While readers can take in the rest of the story, we jump ahead to note that the final decision was to set a build plan for 60,000 units, one-third more than the originally recommended plan, but half the Akerson unconstrained challenge plan of 120,000.

 

A recent Wall Street Journal article (paid subscription or free metered view) reflects on the current Volt situation before the fires.   The article also notes that supply was especially short through July, when only 550 of 2600 interested dealers had a Volt to show off to customers. Toward the article’s end, there are comments from GM legend and former Vice Chairman Bob Lutz, the originator of the Volt concept design.  Lutz notes that the car’s main problem is the high expectations it faces, and that this year’s build plan was far too ambitious and the ramp-up was just too slow. Mr.

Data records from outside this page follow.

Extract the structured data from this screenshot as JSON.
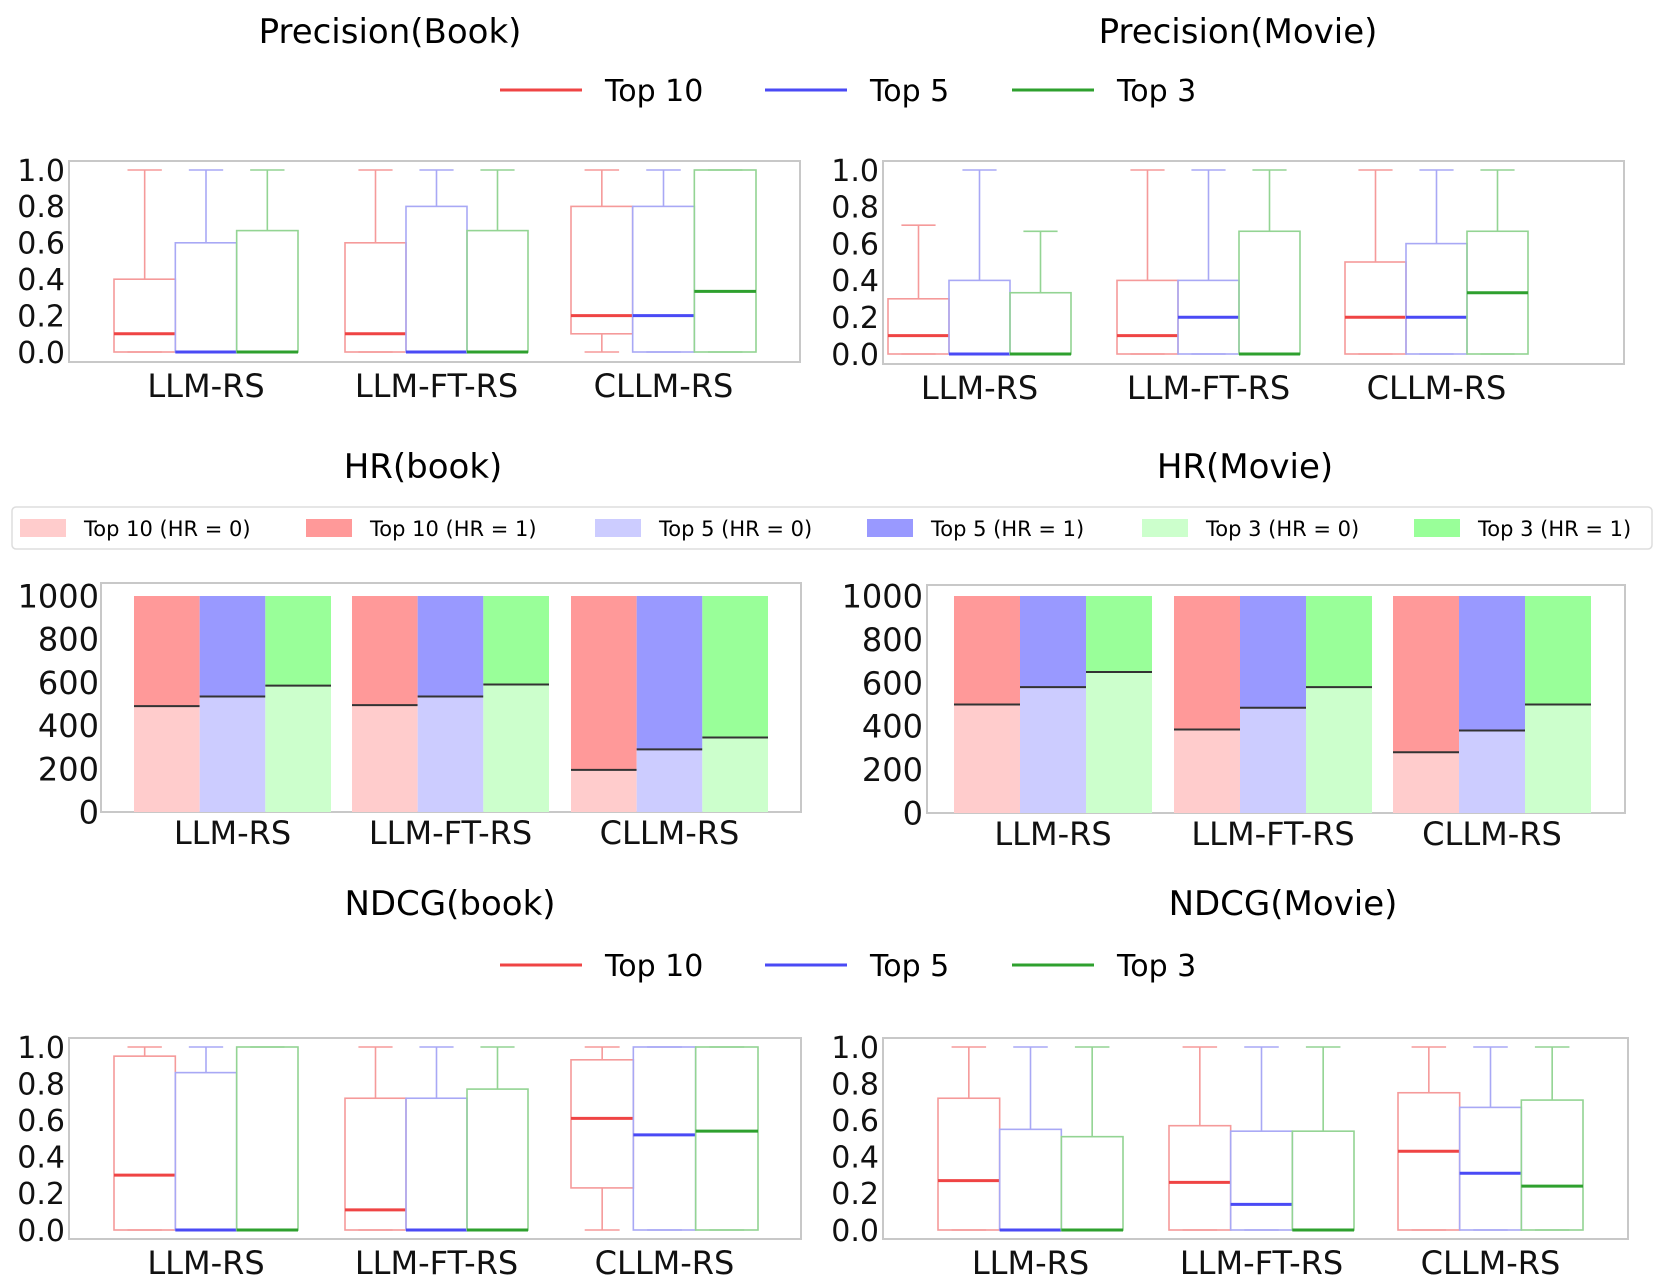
{
  "chart_data": [
    {
      "id": "precision_book",
      "type": "box",
      "title": "Precision(Book)",
      "categories": [
        "LLM-RS",
        "LLM-FT-RS",
        "CLLM-RS"
      ],
      "ylim": [
        0,
        1
      ],
      "yticks": [
        "0.0",
        "0.2",
        "0.4",
        "0.6",
        "0.8",
        "1.0"
      ],
      "series": [
        {
          "name": "Top 10",
          "boxes": [
            {
              "min": 0,
              "q1": 0,
              "median": 0.1,
              "q3": 0.4,
              "max": 1.0
            },
            {
              "min": 0,
              "q1": 0,
              "median": 0.1,
              "q3": 0.6,
              "max": 1.0
            },
            {
              "min": 0,
              "q1": 0.1,
              "median": 0.2,
              "q3": 0.8,
              "max": 1.0
            }
          ]
        },
        {
          "name": "Top 5",
          "boxes": [
            {
              "min": 0,
              "q1": 0,
              "median": 0.0,
              "q3": 0.6,
              "max": 1.0
            },
            {
              "min": 0,
              "q1": 0,
              "median": 0.0,
              "q3": 0.8,
              "max": 1.0
            },
            {
              "min": 0,
              "q1": 0,
              "median": 0.2,
              "q3": 0.8,
              "max": 1.0
            }
          ]
        },
        {
          "name": "Top 3",
          "boxes": [
            {
              "min": 0,
              "q1": 0,
              "median": 0.0,
              "q3": 0.667,
              "max": 1.0
            },
            {
              "min": 0,
              "q1": 0,
              "median": 0.0,
              "q3": 0.667,
              "max": 1.0
            },
            {
              "min": 0,
              "q1": 0,
              "median": 0.333,
              "q3": 1.0,
              "max": 1.0
            }
          ]
        }
      ]
    },
    {
      "id": "precision_movie",
      "type": "box",
      "title": "Precision(Movie)",
      "categories": [
        "LLM-RS",
        "LLM-FT-RS",
        "CLLM-RS"
      ],
      "ylim": [
        0,
        1
      ],
      "yticks": [
        "0.0",
        "0.2",
        "0.4",
        "0.6",
        "0.8",
        "1.0"
      ],
      "series": [
        {
          "name": "Top 10",
          "boxes": [
            {
              "min": 0,
              "q1": 0,
              "median": 0.1,
              "q3": 0.3,
              "max": 0.7
            },
            {
              "min": 0,
              "q1": 0,
              "median": 0.1,
              "q3": 0.4,
              "max": 1.0
            },
            {
              "min": 0,
              "q1": 0,
              "median": 0.2,
              "q3": 0.5,
              "max": 1.0
            }
          ]
        },
        {
          "name": "Top 5",
          "boxes": [
            {
              "min": 0,
              "q1": 0,
              "median": 0.0,
              "q3": 0.4,
              "max": 1.0
            },
            {
              "min": 0,
              "q1": 0,
              "median": 0.2,
              "q3": 0.4,
              "max": 1.0
            },
            {
              "min": 0,
              "q1": 0,
              "median": 0.2,
              "q3": 0.6,
              "max": 1.0
            }
          ]
        },
        {
          "name": "Top 3",
          "boxes": [
            {
              "min": 0,
              "q1": 0,
              "median": 0.0,
              "q3": 0.333,
              "max": 0.667
            },
            {
              "min": 0,
              "q1": 0,
              "median": 0.0,
              "q3": 0.667,
              "max": 1.0
            },
            {
              "min": 0,
              "q1": 0,
              "median": 0.333,
              "q3": 0.667,
              "max": 1.0
            }
          ]
        }
      ]
    },
    {
      "id": "hr_book",
      "type": "stacked_bar",
      "title": "HR(book)",
      "categories": [
        "LLM-RS",
        "LLM-FT-RS",
        "CLLM-RS"
      ],
      "ylim": [
        0,
        1000
      ],
      "yticks": [
        "0",
        "200",
        "400",
        "600",
        "800",
        "1000"
      ],
      "series": [
        {
          "name": "Top 10",
          "hr0": [
            490,
            495,
            195
          ],
          "hr1": [
            510,
            505,
            805
          ]
        },
        {
          "name": "Top 5",
          "hr0": [
            535,
            535,
            290
          ],
          "hr1": [
            465,
            465,
            710
          ]
        },
        {
          "name": "Top 3",
          "hr0": [
            585,
            590,
            345
          ],
          "hr1": [
            415,
            410,
            655
          ]
        }
      ]
    },
    {
      "id": "hr_movie",
      "type": "stacked_bar",
      "title": "HR(Movie)",
      "categories": [
        "LLM-RS",
        "LLM-FT-RS",
        "CLLM-RS"
      ],
      "ylim": [
        0,
        1000
      ],
      "yticks": [
        "0",
        "200",
        "400",
        "600",
        "800",
        "1000"
      ],
      "series": [
        {
          "name": "Top 10",
          "hr0": [
            500,
            385,
            280
          ],
          "hr1": [
            500,
            615,
            720
          ]
        },
        {
          "name": "Top 5",
          "hr0": [
            580,
            485,
            380
          ],
          "hr1": [
            420,
            515,
            620
          ]
        },
        {
          "name": "Top 3",
          "hr0": [
            650,
            580,
            500
          ],
          "hr1": [
            350,
            420,
            500
          ]
        }
      ]
    },
    {
      "id": "ndcg_book",
      "type": "box",
      "title": "NDCG(book)",
      "categories": [
        "LLM-RS",
        "LLM-FT-RS",
        "CLLM-RS"
      ],
      "ylim": [
        0,
        1
      ],
      "yticks": [
        "0.0",
        "0.2",
        "0.4",
        "0.6",
        "0.8",
        "1.0"
      ],
      "series": [
        {
          "name": "Top 10",
          "boxes": [
            {
              "min": 0,
              "q1": 0,
              "median": 0.3,
              "q3": 0.95,
              "max": 1.0
            },
            {
              "min": 0,
              "q1": 0,
              "median": 0.11,
              "q3": 0.72,
              "max": 1.0
            },
            {
              "min": 0,
              "q1": 0.23,
              "median": 0.61,
              "q3": 0.93,
              "max": 1.0
            }
          ]
        },
        {
          "name": "Top 5",
          "boxes": [
            {
              "min": 0,
              "q1": 0,
              "median": 0.0,
              "q3": 0.86,
              "max": 1.0
            },
            {
              "min": 0,
              "q1": 0,
              "median": 0.0,
              "q3": 0.72,
              "max": 1.0
            },
            {
              "min": 0,
              "q1": 0,
              "median": 0.52,
              "q3": 1.0,
              "max": 1.0
            }
          ]
        },
        {
          "name": "Top 3",
          "boxes": [
            {
              "min": 0,
              "q1": 0,
              "median": 0.0,
              "q3": 1.0,
              "max": 1.0
            },
            {
              "min": 0,
              "q1": 0,
              "median": 0.0,
              "q3": 0.77,
              "max": 1.0
            },
            {
              "min": 0,
              "q1": 0,
              "median": 0.54,
              "q3": 1.0,
              "max": 1.0
            }
          ]
        }
      ]
    },
    {
      "id": "ndcg_movie",
      "type": "box",
      "title": "NDCG(Movie)",
      "categories": [
        "LLM-RS",
        "LLM-FT-RS",
        "CLLM-RS"
      ],
      "ylim": [
        0,
        1
      ],
      "yticks": [
        "0.0",
        "0.2",
        "0.4",
        "0.6",
        "0.8",
        "1.0"
      ],
      "series": [
        {
          "name": "Top 10",
          "boxes": [
            {
              "min": 0,
              "q1": 0,
              "median": 0.27,
              "q3": 0.72,
              "max": 1.0
            },
            {
              "min": 0,
              "q1": 0,
              "median": 0.26,
              "q3": 0.57,
              "max": 1.0
            },
            {
              "min": 0,
              "q1": 0,
              "median": 0.43,
              "q3": 0.75,
              "max": 1.0
            }
          ]
        },
        {
          "name": "Top 5",
          "boxes": [
            {
              "min": 0,
              "q1": 0,
              "median": 0.0,
              "q3": 0.55,
              "max": 1.0
            },
            {
              "min": 0,
              "q1": 0,
              "median": 0.14,
              "q3": 0.54,
              "max": 1.0
            },
            {
              "min": 0,
              "q1": 0,
              "median": 0.31,
              "q3": 0.67,
              "max": 1.0
            }
          ]
        },
        {
          "name": "Top 3",
          "boxes": [
            {
              "min": 0,
              "q1": 0,
              "median": 0.0,
              "q3": 0.51,
              "max": 1.0
            },
            {
              "min": 0,
              "q1": 0,
              "median": 0.0,
              "q3": 0.54,
              "max": 1.0
            },
            {
              "min": 0,
              "q1": 0,
              "median": 0.24,
              "q3": 0.71,
              "max": 1.0
            }
          ]
        }
      ]
    }
  ],
  "legends": {
    "box_top": [
      "Top 10",
      "Top 5",
      "Top 3"
    ],
    "box_bottom": [
      "Top 10",
      "Top 5",
      "Top 3"
    ],
    "bar": [
      "Top 10 (HR = 0)",
      "Top 10 (HR = 1)",
      "Top 5 (HR = 0)",
      "Top 5 (HR = 1)",
      "Top 3 (HR = 0)",
      "Top 3 (HR = 1)"
    ]
  },
  "colors": {
    "top10_line": "#ef4444",
    "top5_line": "#4a4af5",
    "top3_line": "#2ea02e",
    "top10_box": "#f59a9a",
    "top5_box": "#a8a8f5",
    "top3_box": "#93d493",
    "top10_hr0": "#ffcccc",
    "top10_hr1": "#ff9999",
    "top5_hr0": "#ccccff",
    "top5_hr1": "#9999ff",
    "top3_hr0": "#ccffcc",
    "top3_hr1": "#99ff99",
    "frame": "#c8c8c8"
  }
}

Lutz affirmed his belief in the success of the Volt and described its ultimate success in  baseball analogy  as a “bases-loaded home run “. While we certainly do not profess to know all of the facts and details surrounding the Volt’s product plans and can only speculate what is being written, there is some learning surrounding this evolving story.

 

The point of view of Supply Chain Matters is that CEO’s and senior management have every right to challenge the status quo and encourage innovative thinking.  That stated, there is also the notion that operational and supply chain experience provides a basis of some understanding of what may be realistic plans, given various realities of ramp-up planning, volume production and testing.  Readers may also recall that other hybrids such as the Prius have experienced other problems along the way, such as braking, engine stalling and software issues, which were all overcome. After all, this is new technology.

 

The most innovative design or coolest product can only succeed when all the links in the supply chain operate together, and, when appropriate, the voice and experience of supply chain should trump the needs for bravado.